3.1 KiB
5.2. Binary to string
Given a real number between 0 and 1 (0.72), passed in as a double, print the binary representation. If the number can't be represented with less than 32 characters, print "ERROR"
Hints 143, 167, 173, 269, 297
How am I supposed to represent a real number in a binary form?
Hint 1
First do it with integers
str binaryToString(int num) {
str stringnum = "";
int biggestexp = 0;
while (num >= pow(2, biggestexp)) {
biggestexp += 1;
}
while (biggestexp >= 0) {
if (num >= 0 && num - pow(2, biggestexp) >= 0) {
num -= pow(2, biggestexp);
stringnum = "1" + stringnum;
} else {
stringnum = "0" + stringnum;
}
biggestexp -= 1;
}
return stringnum;
}
This should work, takes O(sqrt(num) + sqrt(num)). We need to know the biggest exponent in order to substract it. And then keep substracting it until reaching 0. Maybe some wrong c++ syntax, but should work. Now with decimals??
Hint 2
In a number like .893 (in base 10), what does each digit signify? What then does each digit in .10010 signify in base 2?

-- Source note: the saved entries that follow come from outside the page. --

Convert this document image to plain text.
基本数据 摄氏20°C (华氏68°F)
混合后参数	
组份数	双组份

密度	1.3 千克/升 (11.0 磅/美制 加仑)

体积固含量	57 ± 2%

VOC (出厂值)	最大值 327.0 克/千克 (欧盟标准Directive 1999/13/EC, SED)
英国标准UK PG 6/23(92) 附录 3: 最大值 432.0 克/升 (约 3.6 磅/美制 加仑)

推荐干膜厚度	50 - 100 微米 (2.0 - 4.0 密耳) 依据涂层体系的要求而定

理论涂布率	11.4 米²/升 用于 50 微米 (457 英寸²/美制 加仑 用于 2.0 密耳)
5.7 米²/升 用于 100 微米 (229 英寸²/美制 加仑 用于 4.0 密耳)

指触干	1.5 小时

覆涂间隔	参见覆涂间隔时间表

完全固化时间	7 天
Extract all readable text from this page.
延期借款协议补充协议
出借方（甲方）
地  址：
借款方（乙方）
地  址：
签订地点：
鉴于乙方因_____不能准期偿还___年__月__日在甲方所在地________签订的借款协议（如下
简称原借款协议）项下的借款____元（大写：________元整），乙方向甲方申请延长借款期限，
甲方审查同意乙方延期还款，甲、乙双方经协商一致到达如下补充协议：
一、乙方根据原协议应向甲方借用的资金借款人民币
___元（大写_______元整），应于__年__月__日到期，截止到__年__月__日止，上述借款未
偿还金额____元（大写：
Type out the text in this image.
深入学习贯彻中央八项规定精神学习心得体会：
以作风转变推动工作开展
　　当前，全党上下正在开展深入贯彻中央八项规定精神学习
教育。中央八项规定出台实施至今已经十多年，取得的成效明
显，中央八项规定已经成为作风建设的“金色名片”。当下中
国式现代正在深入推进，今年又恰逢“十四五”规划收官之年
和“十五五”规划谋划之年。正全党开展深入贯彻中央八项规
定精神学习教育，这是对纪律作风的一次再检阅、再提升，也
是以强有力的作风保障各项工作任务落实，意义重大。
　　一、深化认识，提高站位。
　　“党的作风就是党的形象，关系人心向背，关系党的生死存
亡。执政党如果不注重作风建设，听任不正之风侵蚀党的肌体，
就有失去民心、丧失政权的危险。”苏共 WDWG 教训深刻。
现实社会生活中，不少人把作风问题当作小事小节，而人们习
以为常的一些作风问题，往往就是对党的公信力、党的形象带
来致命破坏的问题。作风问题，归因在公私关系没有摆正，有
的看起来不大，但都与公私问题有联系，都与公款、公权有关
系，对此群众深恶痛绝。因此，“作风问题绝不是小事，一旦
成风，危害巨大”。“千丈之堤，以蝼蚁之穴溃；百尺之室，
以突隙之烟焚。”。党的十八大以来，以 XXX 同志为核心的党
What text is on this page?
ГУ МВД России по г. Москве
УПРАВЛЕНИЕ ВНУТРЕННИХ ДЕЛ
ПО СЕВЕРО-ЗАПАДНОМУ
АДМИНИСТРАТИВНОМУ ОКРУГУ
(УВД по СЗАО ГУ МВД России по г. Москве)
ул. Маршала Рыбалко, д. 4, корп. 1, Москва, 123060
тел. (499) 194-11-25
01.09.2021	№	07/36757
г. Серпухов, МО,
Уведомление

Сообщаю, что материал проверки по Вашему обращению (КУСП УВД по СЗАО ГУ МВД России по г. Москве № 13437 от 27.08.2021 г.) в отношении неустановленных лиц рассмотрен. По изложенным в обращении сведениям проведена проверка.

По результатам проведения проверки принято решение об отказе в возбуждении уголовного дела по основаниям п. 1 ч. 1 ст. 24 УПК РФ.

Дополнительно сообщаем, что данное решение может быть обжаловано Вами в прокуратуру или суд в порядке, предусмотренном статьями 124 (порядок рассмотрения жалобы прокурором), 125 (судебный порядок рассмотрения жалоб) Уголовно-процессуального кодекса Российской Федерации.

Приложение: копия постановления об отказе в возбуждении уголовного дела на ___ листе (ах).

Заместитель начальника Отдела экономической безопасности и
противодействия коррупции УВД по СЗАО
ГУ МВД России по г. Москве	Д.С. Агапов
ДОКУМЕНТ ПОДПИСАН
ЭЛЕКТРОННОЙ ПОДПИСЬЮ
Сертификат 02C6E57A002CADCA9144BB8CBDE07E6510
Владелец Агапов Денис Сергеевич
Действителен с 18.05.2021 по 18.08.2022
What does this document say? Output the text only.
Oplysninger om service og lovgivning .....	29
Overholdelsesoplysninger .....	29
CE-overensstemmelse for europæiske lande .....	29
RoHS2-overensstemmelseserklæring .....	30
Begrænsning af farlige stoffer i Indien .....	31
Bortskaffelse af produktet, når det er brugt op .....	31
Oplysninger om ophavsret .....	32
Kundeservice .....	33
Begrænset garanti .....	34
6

So just stringnum = "." + stringnum?
Hint 3
A number such as .893 (in base 10) indicates 8 * 10^-1 + 9 * 10^-2 + 3 * 10^-3. Translate this system into base 2
.10010 = 1 * 2^-1 + 0 * 2^-2 + 0 * 2^-3 + 1 * 2^-4 + 0 * 2^-5
Ok so stringnum in the opposite way, '.' added to it. Can we reverse dividing by pow(2,i) and go from low to high?
str binaryToString(int num) {
str stringnum = "";
int i = 0;
num -= pow(2, i);
while (num > 0) {
stringnum = "1" ? num % 2 == 0 : "0" + stringnum;
i += 1;
num -= pow(2, i);
}
return "." + stringnum;
}
This won't work for 11 -> 1011, it will create 111 and then have 6 left and nowhere to put it. So just do the other way and take longer.
Hint 4
How would you get the first digit in .893? If you multiplied by 10, you'd shift the values over to get 8.93. What happens if you multiply by 2?
Hint 5
Think about what happens for values that can't be represented accurately in binary
I'm officially lost.
Solution
To print the decimal part of the 0.101 number, we multiply by 2 and check if 2n is >= 1. r = 210 * n = 1.012. If r >= 1, we know that n had a 1 right after the decimal point. By doing this continuously, we can check every digit.
public static String printBinary(double num) {
if (num >= 1 || num <= 0) {
return "ERROR";
}
StringBuilder binary = new StringBuilder();
binary.append(".");
while (num > 0) {
/* Setting a limit on length: 32 characters */
if (binary.length() > 32) {
return "ERROR";
}
double r = num * 2;
if (r >= 1) {
binary.append(1);
num = r - 1;
} else {
binary.append(0);
num = r;
}
}
return binary.toString();
}
Don't understand this logic at all. Trying with double num = 0.7, I get ".1011001001....".